À Washington, chaque pays a en réalité défendu son modèle et cherché à convaincre ses partenaires de s'en inspirer, au risque de freiner l'effort collectif. "On est très loin du compte", confirme une source diplomatique.

L'Australie, le Royaume-Uni mais aussi l'Allemagne penchent ainsi pour une politique de l'offre assumée.

Le patron de la très orthodoxe Bundesbank, Jens Weidmann, s'est félicité du fait que lors des réunions "l'accent a été mis sur les réformes structurelles, bien plus que cela n'était le cas auparavant". "Le besoin de réformes structurelles est commun à toutes les économies", a plaidé le Britannique George Osborne, sommant les pays émergents de "fortifier leurs fondamentaux".

Ces derniers n'entendent pas se laisser dicter la voie à suivre.

Le Brésil a estimé qu'il fallait aussi se préoccuper de la demande. Son ministre des Finances, Guido Mantega, a proposé de taxer davantage les hauts revenus et estimé qu'une classe moyenne plus aisée permettrait "de rééquilibrer la demande mondiale".
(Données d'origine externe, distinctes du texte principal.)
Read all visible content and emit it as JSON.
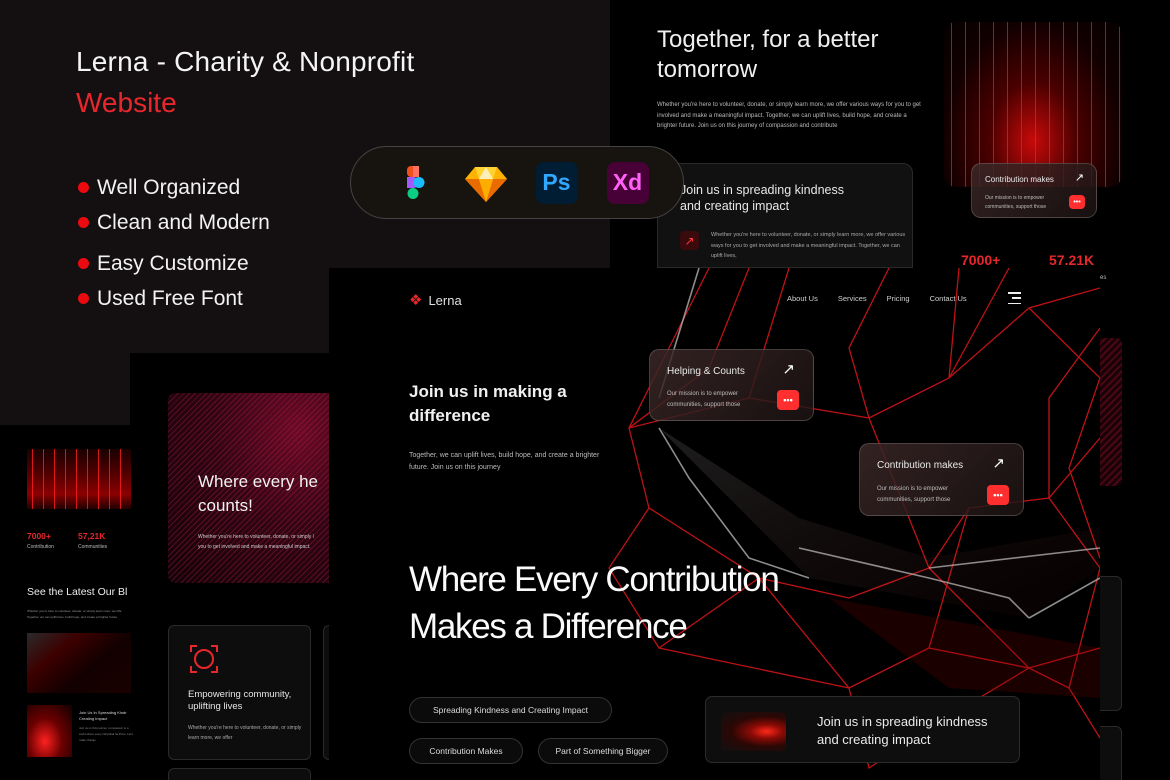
{
  "promo": {
    "title": "Lerna - Charity & Nonprofit",
    "subtitle": "Website",
    "features": [
      "Well Organized",
      "Clean and Modern",
      "Easy Customize",
      "Used Free Font"
    ],
    "tools": [
      {
        "name": "figma-icon",
        "label": ""
      },
      {
        "name": "sketch-icon",
        "label": ""
      },
      {
        "name": "photoshop-icon",
        "label": "Ps"
      },
      {
        "name": "xd-icon",
        "label": "Xd"
      }
    ],
    "accent_color": "#e8272c"
  },
  "top_right": {
    "title_line1": "Together, for a better",
    "title_line2": "tomorrow",
    "description": "Whether you're here to volunteer, donate, or simply learn more, we offer various ways for you to get involved and make a meaningful impact. Together, we can uplift lives, build hope, and create a brighter future. Join us on this journey of compassion and contribute",
    "join_card": {
      "title_line1": "Join us in spreading kindness",
      "title_line2": "and creating impact",
      "arrow": "↗",
      "description": "Whether you're here to volunteer, donate, or simply learn more, we offer various ways for you to get involved and make a meaningful impact. Together, we can uplift lives,"
    },
    "contribution_card": {
      "title": "Contribution makes",
      "arrow": "↗",
      "description": "Our mission is to empower communities, support those",
      "dots": "•••"
    },
    "stats": [
      {
        "value": "7000+"
      },
      {
        "value": "57.21K"
      }
    ],
    "stat_partial_label": "es"
  },
  "hero": {
    "logo_mark": "❖",
    "logo_text": "Lerna",
    "nav": [
      "About Us",
      "Services",
      "Pricing",
      "Contact Us"
    ],
    "subheading_line1": "Join us in making a",
    "subheading_line2": "difference",
    "paragraph": "Together, we can uplift lives, build hope, and create a brighter future. Join us on this journey",
    "helping_card": {
      "title": "Helping & Counts",
      "arrow": "↗",
      "description": "Our mission is to empower communities, support those",
      "dots": "•••"
    },
    "contribution_card": {
      "title": "Contribution makes",
      "arrow": "↗",
      "description": "Our mission is to empower communities, support those",
      "dots": "•••"
    },
    "headline_line1": "Where Every Contribution",
    "headline_line2": "Makes a Difference",
    "chips": [
      "Spreading Kindness and Creating Impact",
      "Contribution Makes",
      "Part of Something Bigger"
    ],
    "join_card": {
      "title_line1": "Join us in spreading kindness",
      "title_line2": "and creating impact"
    }
  },
  "mobile": {
    "stats": [
      {
        "value": "7000+",
        "label": "Contribution"
      },
      {
        "value": "57,21K",
        "label": "Communities"
      }
    ],
    "blog_title": "See the Latest Our Bl",
    "blog_desc_line1": "Whether you're here to volunteer, donate, or simply learn more, we offe",
    "blog_desc_line2": "Together, we can uplift lives, build hope, and create a brighter future.",
    "post_title": "Join Us In Spreading Kindr Creating Impact",
    "post_desc": "Join us on this journey. compassion to a world where every individual ha thrive. Let's make change"
  },
  "tablet": {
    "hero_title_line1": "Where every he",
    "hero_title_line2": "counts!",
    "hero_desc_line1": "Whether you're here to volunteer, donate, or simply l",
    "hero_desc_line2": "you to get involved and make a meaningful impact.",
    "card_title": "Empowering community, uplifting lives",
    "card_desc": "Whether you're here to volunteer, donate, or simply learn more, we offer"
  }
}
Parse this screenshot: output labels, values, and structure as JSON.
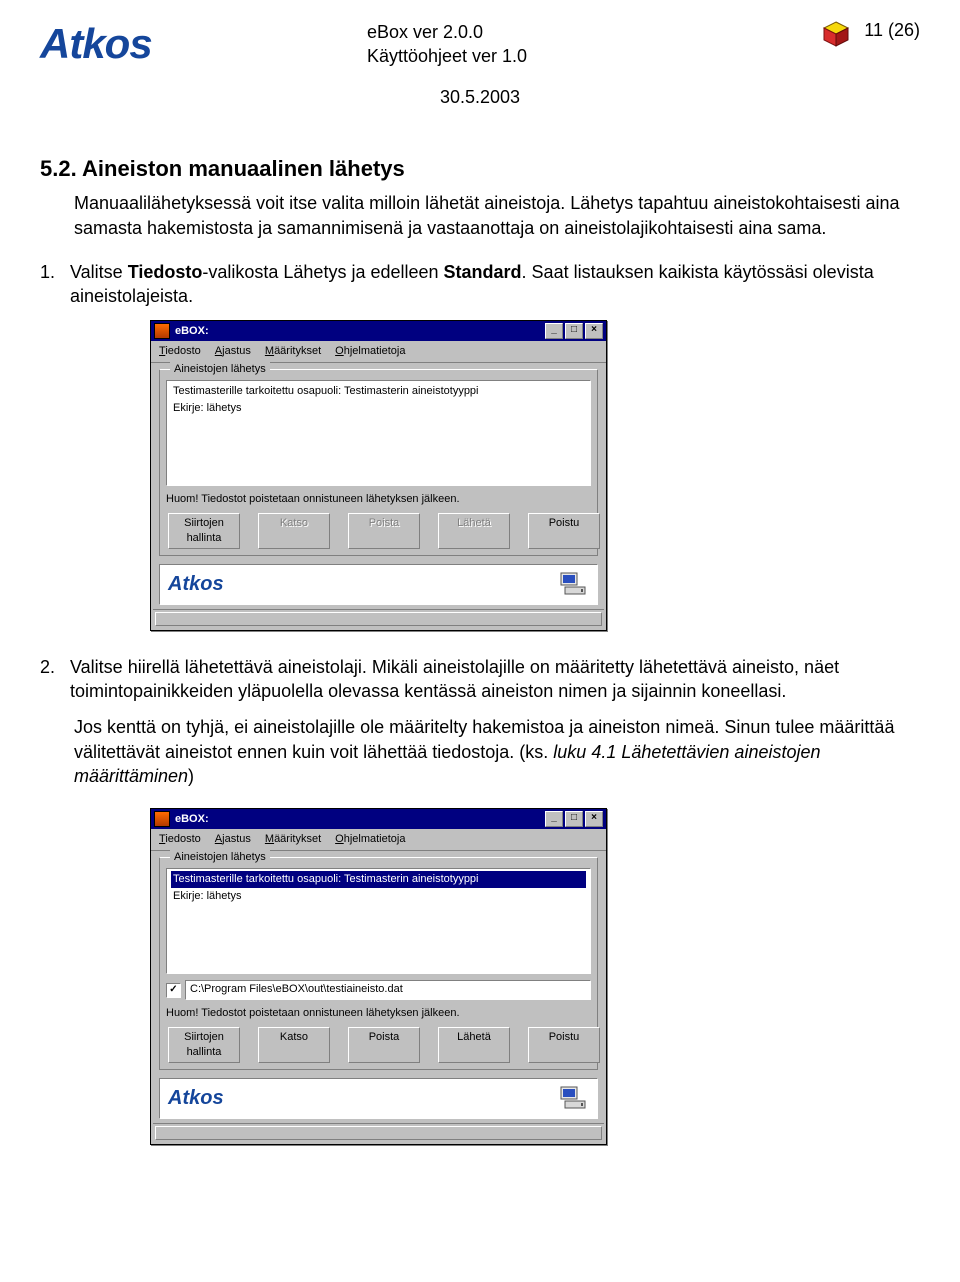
{
  "header": {
    "logo_text": "Atkos",
    "doc_title_line1": "eBox ver 2.0.0",
    "doc_title_line2": "Käyttöohjeet ver 1.0",
    "page_number": "11 (26)",
    "date": "30.5.2003"
  },
  "section": {
    "number": "5.2.",
    "title": "Aineiston manuaalinen lähetys",
    "intro": "Manuaalilähetyksessä voit itse valita milloin lähetät aineistoja. Lähetys tapahtuu aineistokohtaisesti aina samasta hakemistosta ja samannimisenä ja vastaanottaja on aineistolajikohtaisesti aina sama.",
    "steps": [
      {
        "num": "1.",
        "pre": "Valitse ",
        "bold1": "Tiedosto",
        "mid1": "-valikosta Lähetys ja edelleen ",
        "bold2": "Standard",
        "post": ". Saat listauksen kaikista käytössäsi olevista aineistolajeista."
      },
      {
        "num": "2.",
        "text": "Valitse hiirellä lähetettävä aineistolaji. Mikäli aineistolajille on määritetty lähetettävä aineisto, näet toimintopainikkeiden yläpuolella olevassa kentässä aineiston nimen ja sijainnin koneellasi."
      }
    ],
    "para2_a": "Jos kenttä on tyhjä, ei aineistolajille ole määritelty hakemistoa ja aineiston nimeä. Sinun tulee määrittää välitettävät aineistot ennen kuin voit lähettää tiedostoja. (ks. ",
    "para2_ital": "luku 4.1 Lähetettävien aineistojen määrittäminen",
    "para2_b": ")"
  },
  "window": {
    "title": "eBOX:",
    "menus": [
      "Tiedosto",
      "Ajastus",
      "Määritykset",
      "Ohjelmatietoja"
    ],
    "group_label": "Aineistojen lähetys",
    "list_items": [
      "Testimasterille tarkoitettu osapuoli: Testimasterin aineistotyyppi",
      "Ekirje: lähetys"
    ],
    "note_text": "Huom! Tiedostot poistetaan onnistuneen lähetyksen jälkeen.",
    "buttons": {
      "siirtojen": "Siirtojen hallinta",
      "katso": "Katso",
      "poista": "Poista",
      "laheta": "Lähetä",
      "poistu": "Poistu"
    },
    "brand": "Atkos",
    "win_controls": {
      "min": "_",
      "max": "□",
      "close": "×"
    },
    "path_checked": "✓",
    "path_value": "C:\\Program Files\\eBOX\\out\\testiaineisto.dat"
  }
}
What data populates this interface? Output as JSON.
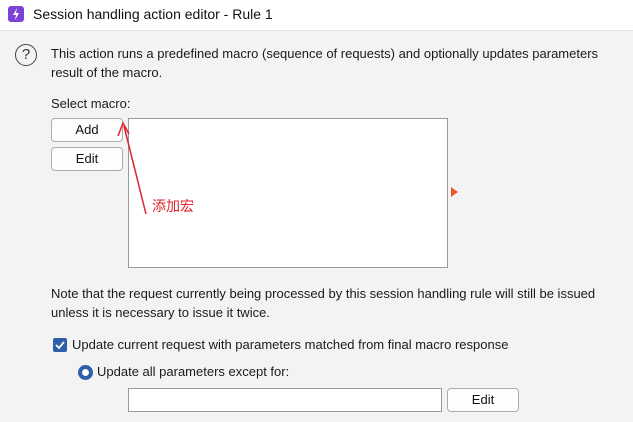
{
  "window": {
    "title": "Session handling action editor - Rule 1",
    "app_icon": "lightning-icon",
    "accent_color": "#7a42d6"
  },
  "help": {
    "icon": "question-circle-icon",
    "glyph": "?"
  },
  "description": {
    "line1": "This action runs a predefined macro (sequence of requests) and optionally updates parameters",
    "line2": "result of the macro."
  },
  "macro": {
    "select_label": "Select macro:",
    "add_label": "Add",
    "edit_label": "Edit",
    "items": []
  },
  "annotation": {
    "text": "添加宏",
    "color": "#e0242b"
  },
  "note": {
    "line1": "Note that the request currently being processed by this session handling rule will still be issued",
    "line2": "unless it is necessary to issue it twice."
  },
  "options": {
    "update_checkbox_label": "Update current request with parameters matched from final macro response",
    "update_checkbox_checked": true,
    "update_all_radio_label": "Update all parameters except for:",
    "update_all_radio_selected": true,
    "except_input_value": "",
    "edit_label": "Edit",
    "control_color": "#2f5fa8"
  }
}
Les pays émergents, encore meurtris par de récentes turbulences financières, ont par ailleurs continué à mettre en garde contre "les risques" du retour à la normale monétaire aux États-Unis. Mais leur préoccupation n'a pas trouvé sa place dans le communiqué du G20.

Plan B

Les États-Unis ont ainsi échappé à une mise en cause implicite du changement de cap progressif de leur banque centrale. Mais ils n'ont pas été épargnés par un autre sujet de contentieux au sein du G20 : le retard de la réforme du Fonds monétaire international (FMI). Depuis plus de deux ans, le doublement des ressources du FMI et son rééquilibrage au profit des économies émergentes sont suspendus à une ratification du Congrès américain qui bute sur l'opposition des élus républicains.

Le retard passe d'autant plus mal que les États-Unis ont poussé le FMI à jouer un rôle moteur dans le plan d'aide à l'Ukraine.

Les pays émergents ne se sont pas dès lors pas privés de critiquer le statu quo imposé par les Américains.

«Le FMI ne peut pas rester paralysé et reporter ses engagements à se réformer», a souligné le ministre brésilien, assurant qu'il en allait de la crédibilité de l'institution. «Comment le FMI peut préconiser des réformes structurelles à ses Etats-membres s'il est lui même incapable de mettre en oeuvre ses propres réformes?», s'est-il interrogé.

«Profondément» déçus par ce nouveau retard, les ministres du G20 ont mis la pression sur les Etats-Unis, en assurant qu'un plan B devrait être envisagé si Washington ne franchissait pas l'obstacle d'ici à la fin de l'année.

Objet de tractations de dernière minute, ce nouveau délai doit permettre d'attendre le résultat des élections de mi-mandat en novembre aux Éats-Unis et de songer ensuite à ce «qui doit être décidé», a précisé le ministre des Finances japonais Taro Aso.

Les contours d'un plan B restent toutefois flous. La principale piste de travail consisterait à séparer le volet gouvernance de celui consacré aux ressources qui, lui, ne requiert pas le feu vert des États-Unis. Mais le FMI n'est pas encore convaincu par ce découplage.

«Notre institution ne doit pas passer au plan B avant d'avoir la certitude absolue que le plan A est définitivement enterré», a estimé sa patronne Christine Lagarde.